Pharmakon, survie

Il faut, pour survivre, prendre appui sur l’ambiguité du pharmakon

Selon Jack Y. Deel, le pharmakon se définit par son ambiguïté : il est en même temps remède et poison, bénéfique et maléfique, souhaitable et détestable. On en trouve un exemple dans le film de Todd Phillips, Joker (2019). Arthur Fleck est désespéré. S’il n’était pas victime d’un syndrome assez singulier, ce serait un homme absolument quelconque, mais voilà, il n’est pas quelconque, il est affecté par un rire incontrôlable, insoutenable, inarrêtable, dans les moments où au contraire l’émotion devrait le faire pleurer. C’est le premier degré du pharmakon, le rire et les larmes en même temps, mais il y en a beaucoup d’autres dans l’histoire qu’on nous raconte : humoriste sans humour, criminel sans préméditation ni désir de meurtre, justicier sans loi, agitateur sans programme, héros sans qualité, etc, dans un film à la fois hollywoodien et révolutionnaire, singulier et débordant de stéréotypes. Le réalisateur qui a construit ce personnage est lui-même ambigu, car dans la suite de 2024, Joker : folie à deux, il supprime un à un ces facteurs ambivalents jusqu’à l’anéantissement complète du pharmakon quand, dans la dernière scène, Arthur avoue qu’il n’est pas Joker.
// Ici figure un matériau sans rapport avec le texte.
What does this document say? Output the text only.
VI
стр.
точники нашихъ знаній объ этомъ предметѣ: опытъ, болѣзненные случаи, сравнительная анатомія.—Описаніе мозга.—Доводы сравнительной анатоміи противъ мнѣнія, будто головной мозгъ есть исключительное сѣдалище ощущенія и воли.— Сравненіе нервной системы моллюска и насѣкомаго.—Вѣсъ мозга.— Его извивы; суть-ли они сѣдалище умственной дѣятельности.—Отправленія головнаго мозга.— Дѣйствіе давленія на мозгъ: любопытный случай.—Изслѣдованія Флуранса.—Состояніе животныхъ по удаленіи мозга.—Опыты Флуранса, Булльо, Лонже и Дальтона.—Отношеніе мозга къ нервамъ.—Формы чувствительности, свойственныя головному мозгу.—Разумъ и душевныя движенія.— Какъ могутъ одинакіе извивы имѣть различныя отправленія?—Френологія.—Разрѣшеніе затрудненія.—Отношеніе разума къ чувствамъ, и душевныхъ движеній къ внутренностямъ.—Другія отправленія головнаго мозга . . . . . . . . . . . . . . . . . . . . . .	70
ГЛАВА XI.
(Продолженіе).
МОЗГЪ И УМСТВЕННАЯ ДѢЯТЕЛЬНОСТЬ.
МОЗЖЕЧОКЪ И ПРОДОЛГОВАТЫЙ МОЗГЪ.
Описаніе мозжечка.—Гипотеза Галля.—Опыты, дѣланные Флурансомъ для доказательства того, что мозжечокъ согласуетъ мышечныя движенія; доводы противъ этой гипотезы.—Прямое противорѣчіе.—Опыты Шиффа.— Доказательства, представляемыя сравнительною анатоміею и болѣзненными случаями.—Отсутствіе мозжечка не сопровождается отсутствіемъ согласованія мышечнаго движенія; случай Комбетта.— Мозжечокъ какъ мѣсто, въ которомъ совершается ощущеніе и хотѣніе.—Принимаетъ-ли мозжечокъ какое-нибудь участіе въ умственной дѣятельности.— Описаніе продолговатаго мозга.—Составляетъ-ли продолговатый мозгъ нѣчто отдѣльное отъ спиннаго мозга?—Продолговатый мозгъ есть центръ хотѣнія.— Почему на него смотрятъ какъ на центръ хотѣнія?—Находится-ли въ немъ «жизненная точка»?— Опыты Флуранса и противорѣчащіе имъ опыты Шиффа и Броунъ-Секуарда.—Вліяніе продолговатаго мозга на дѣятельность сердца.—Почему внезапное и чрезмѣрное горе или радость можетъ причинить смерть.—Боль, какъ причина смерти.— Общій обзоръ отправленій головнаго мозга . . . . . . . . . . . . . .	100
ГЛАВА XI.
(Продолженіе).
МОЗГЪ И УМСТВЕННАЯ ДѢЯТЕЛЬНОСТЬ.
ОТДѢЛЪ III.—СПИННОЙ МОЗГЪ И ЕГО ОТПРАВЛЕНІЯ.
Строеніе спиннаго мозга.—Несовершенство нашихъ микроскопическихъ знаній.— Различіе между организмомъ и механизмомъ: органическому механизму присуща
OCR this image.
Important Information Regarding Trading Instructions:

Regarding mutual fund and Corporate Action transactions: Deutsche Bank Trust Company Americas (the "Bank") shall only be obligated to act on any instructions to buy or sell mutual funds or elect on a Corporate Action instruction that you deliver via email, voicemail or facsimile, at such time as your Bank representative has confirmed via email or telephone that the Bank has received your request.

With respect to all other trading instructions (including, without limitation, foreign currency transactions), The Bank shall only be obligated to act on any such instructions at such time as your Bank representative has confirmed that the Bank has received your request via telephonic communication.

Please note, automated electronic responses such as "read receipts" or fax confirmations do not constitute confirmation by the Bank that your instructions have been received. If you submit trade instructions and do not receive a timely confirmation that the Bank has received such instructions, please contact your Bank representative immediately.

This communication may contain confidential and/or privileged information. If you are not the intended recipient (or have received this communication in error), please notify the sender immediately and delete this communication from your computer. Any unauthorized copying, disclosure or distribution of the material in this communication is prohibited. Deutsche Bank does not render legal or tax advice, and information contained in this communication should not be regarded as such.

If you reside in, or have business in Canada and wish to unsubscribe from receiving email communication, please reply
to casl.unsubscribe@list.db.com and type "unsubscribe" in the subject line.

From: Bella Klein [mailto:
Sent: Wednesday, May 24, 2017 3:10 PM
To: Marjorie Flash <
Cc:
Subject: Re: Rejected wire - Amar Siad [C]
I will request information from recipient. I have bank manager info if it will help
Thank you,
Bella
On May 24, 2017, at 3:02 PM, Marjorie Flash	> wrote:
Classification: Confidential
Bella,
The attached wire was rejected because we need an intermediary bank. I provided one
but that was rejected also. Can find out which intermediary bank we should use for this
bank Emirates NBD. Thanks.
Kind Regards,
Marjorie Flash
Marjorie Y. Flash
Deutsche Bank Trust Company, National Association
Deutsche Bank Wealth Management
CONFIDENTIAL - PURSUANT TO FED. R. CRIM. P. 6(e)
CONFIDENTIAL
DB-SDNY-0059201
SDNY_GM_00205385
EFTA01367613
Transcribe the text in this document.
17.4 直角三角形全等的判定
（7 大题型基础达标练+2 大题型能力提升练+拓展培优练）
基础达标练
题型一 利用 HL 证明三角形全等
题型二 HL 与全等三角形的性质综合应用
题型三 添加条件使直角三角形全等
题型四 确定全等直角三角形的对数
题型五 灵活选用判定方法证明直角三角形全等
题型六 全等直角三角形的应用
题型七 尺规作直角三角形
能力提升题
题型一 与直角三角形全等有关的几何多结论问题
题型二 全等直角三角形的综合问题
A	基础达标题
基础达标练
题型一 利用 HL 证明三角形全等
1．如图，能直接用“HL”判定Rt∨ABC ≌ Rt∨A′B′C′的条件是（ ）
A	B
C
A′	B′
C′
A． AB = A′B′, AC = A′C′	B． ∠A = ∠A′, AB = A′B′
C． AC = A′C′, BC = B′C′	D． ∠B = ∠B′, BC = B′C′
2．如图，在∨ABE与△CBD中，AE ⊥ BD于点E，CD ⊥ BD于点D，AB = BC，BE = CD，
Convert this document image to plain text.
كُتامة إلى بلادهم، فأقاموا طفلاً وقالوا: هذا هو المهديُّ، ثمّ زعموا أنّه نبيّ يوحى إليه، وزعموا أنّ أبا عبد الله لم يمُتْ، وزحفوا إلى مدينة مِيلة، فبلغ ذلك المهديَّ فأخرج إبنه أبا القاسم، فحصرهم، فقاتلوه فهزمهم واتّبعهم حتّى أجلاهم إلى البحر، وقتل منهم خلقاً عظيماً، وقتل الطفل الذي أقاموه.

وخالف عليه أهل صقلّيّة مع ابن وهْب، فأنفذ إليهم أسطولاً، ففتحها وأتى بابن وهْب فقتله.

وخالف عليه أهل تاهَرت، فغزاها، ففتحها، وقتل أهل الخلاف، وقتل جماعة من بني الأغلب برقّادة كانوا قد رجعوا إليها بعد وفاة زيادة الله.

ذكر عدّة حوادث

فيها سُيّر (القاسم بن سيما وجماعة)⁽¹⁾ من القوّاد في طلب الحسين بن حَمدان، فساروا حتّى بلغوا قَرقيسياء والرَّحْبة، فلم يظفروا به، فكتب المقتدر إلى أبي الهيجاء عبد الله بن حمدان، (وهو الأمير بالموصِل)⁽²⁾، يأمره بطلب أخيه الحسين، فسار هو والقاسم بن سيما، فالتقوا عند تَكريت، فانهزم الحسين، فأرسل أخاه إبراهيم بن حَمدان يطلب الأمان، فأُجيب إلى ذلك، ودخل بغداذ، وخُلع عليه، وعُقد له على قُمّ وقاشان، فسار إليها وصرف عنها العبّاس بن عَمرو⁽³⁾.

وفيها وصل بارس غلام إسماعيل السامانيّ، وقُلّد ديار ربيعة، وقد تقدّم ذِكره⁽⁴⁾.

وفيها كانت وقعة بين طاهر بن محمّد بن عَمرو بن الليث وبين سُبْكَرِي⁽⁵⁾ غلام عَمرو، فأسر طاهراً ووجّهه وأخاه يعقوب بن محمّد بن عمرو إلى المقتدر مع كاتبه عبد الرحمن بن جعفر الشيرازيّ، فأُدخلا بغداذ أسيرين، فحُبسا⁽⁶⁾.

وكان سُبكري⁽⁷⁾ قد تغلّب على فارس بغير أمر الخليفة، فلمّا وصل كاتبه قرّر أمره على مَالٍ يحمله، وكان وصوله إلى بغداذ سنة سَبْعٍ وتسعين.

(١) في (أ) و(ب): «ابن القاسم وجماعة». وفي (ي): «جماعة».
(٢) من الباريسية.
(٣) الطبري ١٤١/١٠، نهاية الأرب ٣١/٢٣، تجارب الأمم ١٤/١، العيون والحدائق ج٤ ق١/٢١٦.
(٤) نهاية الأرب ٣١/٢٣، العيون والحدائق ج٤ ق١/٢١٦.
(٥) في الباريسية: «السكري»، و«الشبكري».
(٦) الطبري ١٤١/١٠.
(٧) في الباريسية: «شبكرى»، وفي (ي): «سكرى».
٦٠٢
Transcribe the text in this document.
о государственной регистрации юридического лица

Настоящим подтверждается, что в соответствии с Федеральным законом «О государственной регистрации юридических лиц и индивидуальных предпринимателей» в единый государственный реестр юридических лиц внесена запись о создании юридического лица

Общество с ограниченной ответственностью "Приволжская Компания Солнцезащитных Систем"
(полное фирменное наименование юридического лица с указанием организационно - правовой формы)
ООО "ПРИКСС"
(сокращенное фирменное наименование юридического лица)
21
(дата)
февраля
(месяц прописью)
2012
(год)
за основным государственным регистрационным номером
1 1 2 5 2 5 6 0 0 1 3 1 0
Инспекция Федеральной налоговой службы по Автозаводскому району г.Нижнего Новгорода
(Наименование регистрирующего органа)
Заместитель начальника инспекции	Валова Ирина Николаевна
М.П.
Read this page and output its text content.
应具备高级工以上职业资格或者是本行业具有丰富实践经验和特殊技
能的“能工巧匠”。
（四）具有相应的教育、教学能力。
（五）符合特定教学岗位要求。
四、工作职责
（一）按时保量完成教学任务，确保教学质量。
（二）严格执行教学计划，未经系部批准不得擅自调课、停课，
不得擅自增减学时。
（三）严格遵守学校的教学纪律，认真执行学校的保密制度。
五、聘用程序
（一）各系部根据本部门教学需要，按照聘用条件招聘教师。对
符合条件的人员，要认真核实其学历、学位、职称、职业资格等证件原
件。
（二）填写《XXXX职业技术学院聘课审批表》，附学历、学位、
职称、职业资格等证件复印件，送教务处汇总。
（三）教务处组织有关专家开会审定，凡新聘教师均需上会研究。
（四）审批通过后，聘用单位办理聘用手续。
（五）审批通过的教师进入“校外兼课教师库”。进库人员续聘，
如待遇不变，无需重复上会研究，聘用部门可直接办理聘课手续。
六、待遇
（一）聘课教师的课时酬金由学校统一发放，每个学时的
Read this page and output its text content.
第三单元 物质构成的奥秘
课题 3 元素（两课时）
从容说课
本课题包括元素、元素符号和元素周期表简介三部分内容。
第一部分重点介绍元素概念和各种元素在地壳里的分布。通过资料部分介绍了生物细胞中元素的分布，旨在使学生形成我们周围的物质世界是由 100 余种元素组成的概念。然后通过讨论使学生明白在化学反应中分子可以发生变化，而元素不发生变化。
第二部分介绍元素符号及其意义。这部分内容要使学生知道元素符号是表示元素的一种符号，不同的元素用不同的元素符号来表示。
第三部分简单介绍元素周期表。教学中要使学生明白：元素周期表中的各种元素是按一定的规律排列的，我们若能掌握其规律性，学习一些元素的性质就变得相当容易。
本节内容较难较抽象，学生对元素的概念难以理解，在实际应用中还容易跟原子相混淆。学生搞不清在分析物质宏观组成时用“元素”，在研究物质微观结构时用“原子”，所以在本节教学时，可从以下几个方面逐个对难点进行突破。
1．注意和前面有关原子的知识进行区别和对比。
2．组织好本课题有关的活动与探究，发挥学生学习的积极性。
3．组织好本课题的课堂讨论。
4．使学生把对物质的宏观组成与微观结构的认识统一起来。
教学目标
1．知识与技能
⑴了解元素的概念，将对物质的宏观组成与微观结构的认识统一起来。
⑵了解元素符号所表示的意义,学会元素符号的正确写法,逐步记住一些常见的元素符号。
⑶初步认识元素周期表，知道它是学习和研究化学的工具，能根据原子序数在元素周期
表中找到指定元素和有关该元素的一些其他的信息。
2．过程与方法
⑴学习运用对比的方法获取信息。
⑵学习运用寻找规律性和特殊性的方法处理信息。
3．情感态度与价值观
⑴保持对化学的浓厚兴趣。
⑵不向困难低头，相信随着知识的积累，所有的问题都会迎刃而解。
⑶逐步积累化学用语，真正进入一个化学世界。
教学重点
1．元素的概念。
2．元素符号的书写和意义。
Alors son amante l’abandonne définitivement, il perd l’amour avant de perdre la vie. Seule l’ambiguïté du pharmakon lui offrait un certain degré de survie, même dans une cellule de prison, même soumis à l’humiliation et la torture, même dans la période sordide qui a précédé son héroïsation. Reconduit à sa pure identité corporelle, dans sa nudité, il n’est plus rien.
Un autre film dérivé de Batman, personnage univoque devenu modèle du pur héros, met en scène le pharmakon : Birdman, ou La surprenante Vertu de l’Ignorance (Alejandro González Iñárritu, 2014). Riggan Thomson voudrait se départir de la posture du héros qu’il avait autrefois incarnée au cinéma, mais n’y arrive pas. Comme Arthur Fleck, il dépend du regard de l’autre qui lui interdit de se dissocier de l’image de Birdman. Il rejette ce nom qui ne cesse de le poursuivre, voudrait devenir un metteur en scène réputé mais sombre dans le ridicule, ce qui le rend encore plus populaire sur Facebook. Après un suicide raté et un nez éclaté, il perd toute crédibilité. Quand son objectif est atteint (se dissocier de Birdman), tout est fini pour lui. Sans doute en va-t-il ainsi pour chacun d’entre nous. Il nous faut projeter des qualités ambiguës, ambivalentes, pour exister. Si je ne suis rien d’autre que moi-même, alors nul ne fera attention à moi, je ne suis plus rien.